All federal courts in Louisiana that have considered the “every exposure” theory under Louisiana law have rejected it. See Davidson v. Georgia Pacific, LLC, No. 12-1463, 2014 WL 3510268 at *3-6 (W.D. La. July 14, 2014); Comardelle v. Pennsylvania General Insurance Co., 76 F.Supp.3d 628 (E.D. La. Jan. 5, 2015); Vedros v. Northrop Grumman Shipbuilding, Inc., 119 F.Supp.3d 556 (E.D. La. Aug. 4, 2015).
The Louisiana Supreme Court has not expressly spoken on the “every exposure” theory in mesothelioma cases. In its last major mesothelioma case, Rando v. Anco Insulations, 2008-1163 (La. 5/22/09), 16 So.3d 1065, the court stated that every non-trivial exposure to asbestos contributes to and causes mesothelioma. See Id. at 1091; see also, Landry v. Avondale Industries, Inc., 111 So.3d 508, 511 (La. App. 4th Cir. 2013).

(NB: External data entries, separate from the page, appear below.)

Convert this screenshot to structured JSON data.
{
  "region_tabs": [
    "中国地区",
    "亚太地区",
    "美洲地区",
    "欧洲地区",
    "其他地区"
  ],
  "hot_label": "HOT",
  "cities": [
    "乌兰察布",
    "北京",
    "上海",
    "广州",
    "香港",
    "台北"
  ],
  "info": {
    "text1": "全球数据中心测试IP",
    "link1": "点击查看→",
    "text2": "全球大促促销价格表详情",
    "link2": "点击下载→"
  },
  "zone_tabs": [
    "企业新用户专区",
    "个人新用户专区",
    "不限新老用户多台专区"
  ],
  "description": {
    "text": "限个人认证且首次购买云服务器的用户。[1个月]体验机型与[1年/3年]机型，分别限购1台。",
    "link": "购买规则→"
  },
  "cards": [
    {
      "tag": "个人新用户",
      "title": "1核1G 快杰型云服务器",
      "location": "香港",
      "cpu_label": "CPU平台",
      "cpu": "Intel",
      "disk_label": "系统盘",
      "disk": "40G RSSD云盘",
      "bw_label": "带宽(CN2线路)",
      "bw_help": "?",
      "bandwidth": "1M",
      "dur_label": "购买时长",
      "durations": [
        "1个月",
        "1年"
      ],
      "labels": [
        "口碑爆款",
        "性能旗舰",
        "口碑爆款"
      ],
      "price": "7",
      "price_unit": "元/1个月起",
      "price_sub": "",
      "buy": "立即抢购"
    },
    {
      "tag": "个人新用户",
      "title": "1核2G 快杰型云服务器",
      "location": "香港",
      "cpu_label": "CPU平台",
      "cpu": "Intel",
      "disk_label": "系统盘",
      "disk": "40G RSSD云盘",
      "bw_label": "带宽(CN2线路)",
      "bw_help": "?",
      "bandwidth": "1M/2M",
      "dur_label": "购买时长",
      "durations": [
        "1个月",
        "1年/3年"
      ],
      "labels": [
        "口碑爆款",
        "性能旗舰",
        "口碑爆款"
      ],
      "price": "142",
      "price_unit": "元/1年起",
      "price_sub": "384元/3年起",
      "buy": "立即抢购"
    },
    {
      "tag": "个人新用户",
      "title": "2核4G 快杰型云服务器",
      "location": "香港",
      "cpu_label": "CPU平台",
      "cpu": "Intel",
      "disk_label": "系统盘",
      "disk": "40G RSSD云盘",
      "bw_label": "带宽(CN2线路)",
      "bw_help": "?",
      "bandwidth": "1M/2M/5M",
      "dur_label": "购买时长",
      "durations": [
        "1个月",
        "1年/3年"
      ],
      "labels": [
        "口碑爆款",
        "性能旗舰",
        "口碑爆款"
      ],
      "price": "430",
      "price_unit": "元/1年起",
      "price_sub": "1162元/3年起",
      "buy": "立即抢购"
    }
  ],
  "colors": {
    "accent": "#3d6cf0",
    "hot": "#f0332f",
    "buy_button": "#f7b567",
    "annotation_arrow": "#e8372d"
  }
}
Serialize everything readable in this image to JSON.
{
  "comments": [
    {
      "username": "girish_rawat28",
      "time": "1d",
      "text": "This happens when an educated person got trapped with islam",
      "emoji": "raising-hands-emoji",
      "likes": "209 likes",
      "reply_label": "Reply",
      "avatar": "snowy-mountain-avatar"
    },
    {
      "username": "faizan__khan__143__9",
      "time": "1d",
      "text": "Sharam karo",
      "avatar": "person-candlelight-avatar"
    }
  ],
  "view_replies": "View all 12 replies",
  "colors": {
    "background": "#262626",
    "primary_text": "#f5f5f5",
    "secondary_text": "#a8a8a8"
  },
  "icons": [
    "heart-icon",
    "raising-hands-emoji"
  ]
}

The Louisiana Fourth Circuit in Oddo v. Asbestos Corp., 2014-0004 (La. App. 4 Cir. 8/20/15), 173 So.3d 1192, considered the trial court’s rejection of the every exposure theory, but did not rule on it. Instead, it affirmed the trial court’s adoption of the theory that every above-background exposure to asbestos contributes to the development of mesothelioma (which the defendant’s expert agreed was a valid, reliable theory).
The Louisiana First Circuit in Robertson v. Doug Ashy Building Materials, 2014-0141 (La. App. 1 Cir. 12/23/14), 168 So.3d 556 reversed the trial court’s rejection of the every exposure theory plaintiffs’ expert called his “special exposure” theory. The court held that a plaintiff is not required to prove his “quantitative level of exposure,” and endorsed, as reliable, the plaintiff’s expert opinion that if “there was a scientific reason to believe that the form of the exposure…would be expected to increase one’s risk of developing mesothelioma,” the plaintiff had a substantial exposure to asbestos.